Come ispirazione di metodo formativo e per le nostre attività di consulenza possiamo citare   Jean Piaget, considerato il padre della pedagogia moderna e di quella cognitivista per la sua teoria sull’apprendimento cognitivo infantile.

Egli spiegò lo sviluppo cognitivo a partire dai processi di assimilazione e accomodamento.

Il primo principio si riferiva al sistema attraverso il quale stimoli esterni venivano integrati in schemi mentali già posseduti dal bambino ed alle sue modalità di risposta.

Con accomodamento, invece, intendeva il processo attraverso il quale questi schemi mentali si modificavano a seguito di nuovi stimoli.

Importante, per Piaget, era che il bambino fosse stimolato durante lo sviluppo e durante i diversi stadi in cui iniziava a diversificarsi dal mondo esterno.
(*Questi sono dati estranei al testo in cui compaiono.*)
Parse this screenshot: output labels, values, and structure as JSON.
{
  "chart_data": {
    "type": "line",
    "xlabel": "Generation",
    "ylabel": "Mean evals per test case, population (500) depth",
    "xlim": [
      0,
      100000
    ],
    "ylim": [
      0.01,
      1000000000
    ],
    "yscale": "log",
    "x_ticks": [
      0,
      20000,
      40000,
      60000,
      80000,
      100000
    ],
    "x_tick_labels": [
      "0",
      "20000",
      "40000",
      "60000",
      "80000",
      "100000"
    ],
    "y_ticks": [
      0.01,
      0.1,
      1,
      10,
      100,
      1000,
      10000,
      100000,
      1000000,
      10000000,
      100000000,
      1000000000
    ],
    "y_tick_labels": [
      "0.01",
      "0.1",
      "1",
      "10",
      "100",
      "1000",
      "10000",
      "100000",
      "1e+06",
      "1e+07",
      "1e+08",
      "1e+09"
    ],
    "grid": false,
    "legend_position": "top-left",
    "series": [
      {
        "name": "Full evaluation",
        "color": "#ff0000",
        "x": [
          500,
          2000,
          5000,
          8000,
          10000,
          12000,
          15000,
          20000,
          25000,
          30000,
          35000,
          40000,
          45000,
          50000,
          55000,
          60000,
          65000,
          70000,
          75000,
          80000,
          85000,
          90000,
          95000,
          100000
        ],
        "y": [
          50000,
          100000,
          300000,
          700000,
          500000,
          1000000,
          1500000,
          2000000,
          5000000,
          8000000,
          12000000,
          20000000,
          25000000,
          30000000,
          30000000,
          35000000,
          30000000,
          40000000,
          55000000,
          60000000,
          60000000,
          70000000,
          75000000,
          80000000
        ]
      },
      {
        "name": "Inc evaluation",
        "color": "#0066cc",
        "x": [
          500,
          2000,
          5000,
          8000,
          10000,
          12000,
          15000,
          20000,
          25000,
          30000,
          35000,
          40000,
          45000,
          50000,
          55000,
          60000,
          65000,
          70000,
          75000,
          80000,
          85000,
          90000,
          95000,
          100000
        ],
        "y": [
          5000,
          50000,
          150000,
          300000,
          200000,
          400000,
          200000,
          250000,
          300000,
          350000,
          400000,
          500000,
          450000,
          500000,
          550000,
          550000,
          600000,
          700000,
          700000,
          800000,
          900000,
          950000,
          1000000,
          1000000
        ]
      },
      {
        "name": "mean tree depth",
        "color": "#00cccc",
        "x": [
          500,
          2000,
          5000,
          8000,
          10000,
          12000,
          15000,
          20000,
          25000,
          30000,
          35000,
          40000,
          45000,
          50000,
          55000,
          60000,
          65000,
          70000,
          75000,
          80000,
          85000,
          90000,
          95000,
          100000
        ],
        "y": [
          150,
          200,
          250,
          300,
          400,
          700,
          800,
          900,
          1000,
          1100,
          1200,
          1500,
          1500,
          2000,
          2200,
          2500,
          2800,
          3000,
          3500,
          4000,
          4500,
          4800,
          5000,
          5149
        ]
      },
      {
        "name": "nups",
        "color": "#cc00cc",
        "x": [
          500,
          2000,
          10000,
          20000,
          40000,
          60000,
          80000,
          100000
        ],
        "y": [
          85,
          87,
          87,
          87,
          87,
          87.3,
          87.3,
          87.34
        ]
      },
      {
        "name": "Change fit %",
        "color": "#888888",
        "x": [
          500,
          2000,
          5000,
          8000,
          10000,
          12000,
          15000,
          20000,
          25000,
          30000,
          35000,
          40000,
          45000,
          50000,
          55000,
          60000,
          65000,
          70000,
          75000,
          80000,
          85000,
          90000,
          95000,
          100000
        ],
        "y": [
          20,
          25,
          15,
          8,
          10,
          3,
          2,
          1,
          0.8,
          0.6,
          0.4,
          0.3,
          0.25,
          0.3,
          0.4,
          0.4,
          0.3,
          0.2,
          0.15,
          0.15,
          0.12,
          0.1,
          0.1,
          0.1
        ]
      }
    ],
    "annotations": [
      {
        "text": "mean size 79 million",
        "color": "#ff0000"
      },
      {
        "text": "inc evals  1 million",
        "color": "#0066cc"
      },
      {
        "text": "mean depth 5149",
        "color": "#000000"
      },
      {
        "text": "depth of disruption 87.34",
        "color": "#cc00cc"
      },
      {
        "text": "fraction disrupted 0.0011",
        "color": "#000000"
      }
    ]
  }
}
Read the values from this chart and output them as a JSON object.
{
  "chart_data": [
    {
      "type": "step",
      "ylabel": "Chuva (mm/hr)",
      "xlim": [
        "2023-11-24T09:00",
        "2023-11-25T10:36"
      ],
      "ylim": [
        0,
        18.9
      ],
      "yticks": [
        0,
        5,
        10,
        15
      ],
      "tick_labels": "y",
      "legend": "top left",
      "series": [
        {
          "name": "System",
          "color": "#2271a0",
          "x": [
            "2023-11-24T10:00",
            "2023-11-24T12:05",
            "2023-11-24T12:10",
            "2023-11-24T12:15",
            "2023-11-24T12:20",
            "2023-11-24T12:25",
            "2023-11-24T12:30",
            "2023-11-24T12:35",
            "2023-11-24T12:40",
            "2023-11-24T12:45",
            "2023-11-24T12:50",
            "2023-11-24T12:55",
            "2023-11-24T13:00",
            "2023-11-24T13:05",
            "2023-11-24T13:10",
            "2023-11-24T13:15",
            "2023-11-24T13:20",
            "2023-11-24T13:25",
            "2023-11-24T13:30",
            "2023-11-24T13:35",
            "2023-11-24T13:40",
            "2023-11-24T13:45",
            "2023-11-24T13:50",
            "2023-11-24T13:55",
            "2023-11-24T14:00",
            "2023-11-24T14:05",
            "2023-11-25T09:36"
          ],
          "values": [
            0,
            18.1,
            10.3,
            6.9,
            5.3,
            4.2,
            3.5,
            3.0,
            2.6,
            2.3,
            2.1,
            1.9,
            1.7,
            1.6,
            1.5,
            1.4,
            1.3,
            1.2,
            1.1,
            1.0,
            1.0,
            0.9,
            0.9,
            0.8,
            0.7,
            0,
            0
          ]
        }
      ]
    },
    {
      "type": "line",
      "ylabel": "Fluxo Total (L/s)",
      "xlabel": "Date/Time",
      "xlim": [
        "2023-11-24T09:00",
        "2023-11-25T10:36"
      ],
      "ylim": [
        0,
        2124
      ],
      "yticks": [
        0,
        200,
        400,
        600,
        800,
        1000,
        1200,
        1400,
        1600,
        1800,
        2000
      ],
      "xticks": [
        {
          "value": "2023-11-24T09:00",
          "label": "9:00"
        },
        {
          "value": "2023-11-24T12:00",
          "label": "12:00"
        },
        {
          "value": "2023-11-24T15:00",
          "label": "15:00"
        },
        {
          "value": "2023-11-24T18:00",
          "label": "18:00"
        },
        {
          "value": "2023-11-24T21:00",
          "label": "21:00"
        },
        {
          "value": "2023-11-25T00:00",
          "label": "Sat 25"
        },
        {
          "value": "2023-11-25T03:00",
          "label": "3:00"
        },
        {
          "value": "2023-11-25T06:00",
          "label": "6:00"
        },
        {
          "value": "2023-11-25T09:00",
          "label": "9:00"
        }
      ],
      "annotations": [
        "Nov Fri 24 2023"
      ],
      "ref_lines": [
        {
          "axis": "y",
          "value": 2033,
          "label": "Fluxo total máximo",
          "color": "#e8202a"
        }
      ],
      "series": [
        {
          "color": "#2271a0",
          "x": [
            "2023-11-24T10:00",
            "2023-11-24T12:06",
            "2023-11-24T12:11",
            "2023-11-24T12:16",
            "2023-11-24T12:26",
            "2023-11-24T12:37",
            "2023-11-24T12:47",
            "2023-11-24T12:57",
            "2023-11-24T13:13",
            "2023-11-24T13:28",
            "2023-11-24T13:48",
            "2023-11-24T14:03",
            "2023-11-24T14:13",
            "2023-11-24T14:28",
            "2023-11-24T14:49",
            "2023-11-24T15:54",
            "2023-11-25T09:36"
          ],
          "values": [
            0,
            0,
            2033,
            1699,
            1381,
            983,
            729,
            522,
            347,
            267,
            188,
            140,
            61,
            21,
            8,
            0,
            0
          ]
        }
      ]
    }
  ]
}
L’idea pedagogica di Piaget era che, quest’ultima, fosse basata sulla psicologia, sulla logica e sulla biologia.

Egli sosteneva che lo sviluppo psichico poteva essere paragonato a quello biologico.

Infatti, così come il corpo cresceva facendo maturare gli organi, così la sfera mentale si evolveva verso un equilibrio finale ovvero, l’età adulta.